Tuesday 25 December 2012

One quiet atheist . . . and Christmas cracker jokes

I've found it best to keep quiet today, surrounded by a very pleasant family group, and outnumbered 12 to 1.  It is not that I was afraid to give my opinion, but I was polite enough not to.

Even when (or especially when) everyone at the table was supposed to say grace together, as if it was some kind of weird party game, I managed to keep quiet.  I fail to see why some magic spell chanted before eating is any use to anyone.

Christmas lunch brought the usual crop of Christmas crackers with their unbelievable puns.  A few of them seemed worth repeating though.

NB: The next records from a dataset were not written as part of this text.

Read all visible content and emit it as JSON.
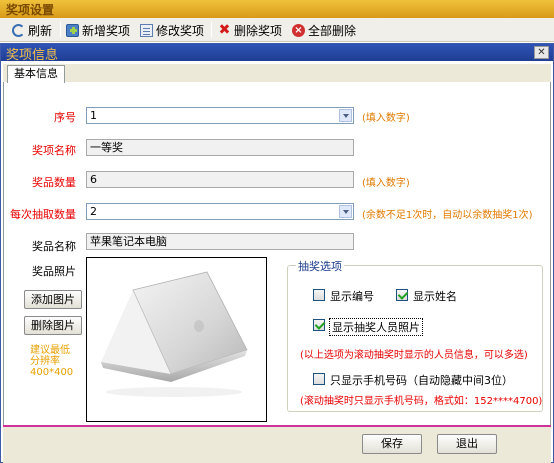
{
  "window": {
    "title": "奖项设置"
  },
  "toolbar": {
    "refresh": "刷新",
    "add": "新增奖项",
    "edit": "修改奖项",
    "delete": "删除奖项",
    "delete_all": "全部删除"
  },
  "dialog": {
    "title": "奖项信息",
    "close_glyph": "✕",
    "tab": "基本信息"
  },
  "form": {
    "seq_label": "序号",
    "seq_value": "1",
    "seq_hint": "(填入数字)",
    "name_label": "奖项名称",
    "name_value": "一等奖",
    "qty_label": "奖品数量",
    "qty_value": "6",
    "qty_hint": "(填入数字)",
    "draw_label": "每次抽取数量",
    "draw_value": "2",
    "draw_hint": "(余数不足1次时，自动以余数抽奖1次)",
    "prize_label": "奖品名称",
    "prize_value": "苹果笔记本电脑",
    "photo_label": "奖品照片",
    "add_photo": "添加图片",
    "del_photo": "删除图片",
    "resolution_note": [
      "建议最低",
      "分辨率",
      "400*400"
    ]
  },
  "options": {
    "legend": "抽奖选项",
    "show_number": {
      "label": "显示编号",
      "checked": false
    },
    "show_name": {
      "label": "显示姓名",
      "checked": true
    },
    "show_photo": {
      "label": "显示抽奖人员照片",
      "checked": true
    },
    "note1": "(以上选项为滚动抽奖时显示的人员信息，可以多选)",
    "phone_only": {
      "label": "只显示手机号码（自动隐藏中间3位）",
      "checked": false
    },
    "note2": "(滚动抽奖时只显示手机号码，格式如：152****4700)"
  },
  "footer": {
    "save": "保存",
    "exit": "退出"
  },
  "colors": {
    "accent_red": "#e60000",
    "hint_orange": "#e07a00",
    "title_blue": "#2f54b6"
  }
}
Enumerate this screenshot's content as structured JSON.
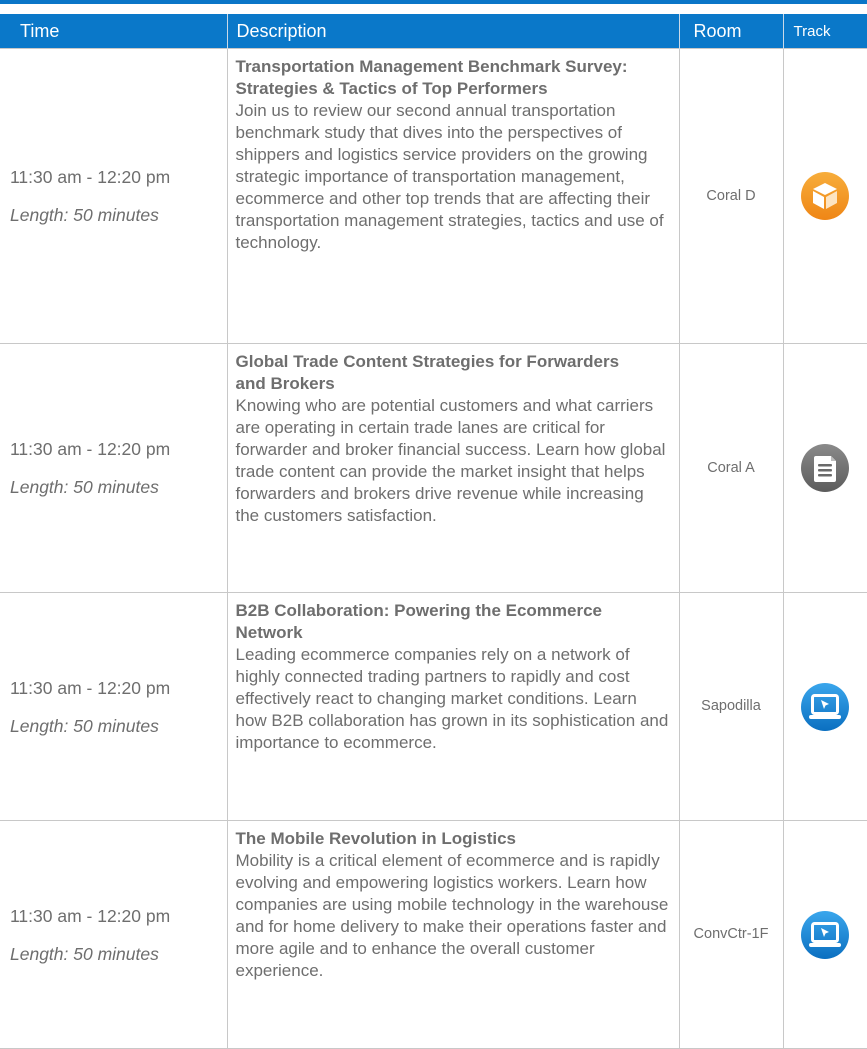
{
  "header": {
    "time": "Time",
    "description": "Description",
    "room": "Room",
    "track": "Track"
  },
  "sessions": [
    {
      "time": "11:30 am - 12:20 pm",
      "length": "Length: 50 minutes",
      "title": "Transportation Management Benchmark Survey: Strategies & Tactics of Top Performers",
      "body": "Join us to review our second annual transportation benchmark study that dives into the perspectives of shippers and logistics service providers on the growing strategic importance of transportation management, ecommerce and other top trends that are affecting their transportation management strategies, tactics and use of technology.",
      "room": "Coral D",
      "track_icon": "box-icon",
      "track_color": "#f39a1e"
    },
    {
      "time": "11:30 am - 12:20 pm",
      "length": "Length: 50 minutes",
      "title": "Global Trade Content Strategies for Forwarders and Brokers",
      "body": "Knowing who are potential customers and what carriers are operating in certain trade lanes are critical for forwarder and broker financial success. Learn how global trade content can provide the market insight that helps forwarders and brokers drive revenue while increasing the customers satisfaction.",
      "room": "Coral A",
      "track_icon": "document-icon",
      "track_color": "#6f6f6f"
    },
    {
      "time": "11:30 am - 12:20 pm",
      "length": "Length: 50 minutes",
      "title": "B2B Collaboration: Powering the Ecommerce Network",
      "body": "Leading ecommerce companies rely on a network of highly connected trading partners to rapidly and cost effectively react to changing market conditions. Learn how B2B collaboration has grown in its sophistication and importance to ecommerce.",
      "room": "Sapodilla",
      "track_icon": "laptop-icon",
      "track_color": "#1a8ad6"
    },
    {
      "time": "11:30 am - 12:20 pm",
      "length": "Length: 50 minutes",
      "title": "The Mobile Revolution in Logistics",
      "body": "Mobility is a critical element of ecommerce and is rapidly evolving and empowering logistics workers. Learn how companies are using mobile technology in the warehouse and for home delivery to make their operations faster and more agile and to enhance the overall customer experience.",
      "room": "ConvCtr-1F",
      "track_icon": "laptop-icon",
      "track_color": "#1a8ad6"
    }
  ]
}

Q.  Why don't you see penguins in Britain?
A.  Because they are afraid of Wales!

Q.  What do you give a man who has everything?
A.  Antibiotics.  **

Q.  What did the grape do when it got stepped on?
A.  It let out a little wine.

Well . . . that was the standard of my Christmas Day humour.  How was yours?

**  Small note:  The two qualified medics at the table didn't really get this one!

1 comment:

LadyAtheist said...

ahh I remember those! Funny! My family can be fun sometimes but when I visit I don't visit large groups of them. I visit one nuclear element at a time, and the conversation can get rather boring. My generation was rather goofy but the older and younger ones still don't get us.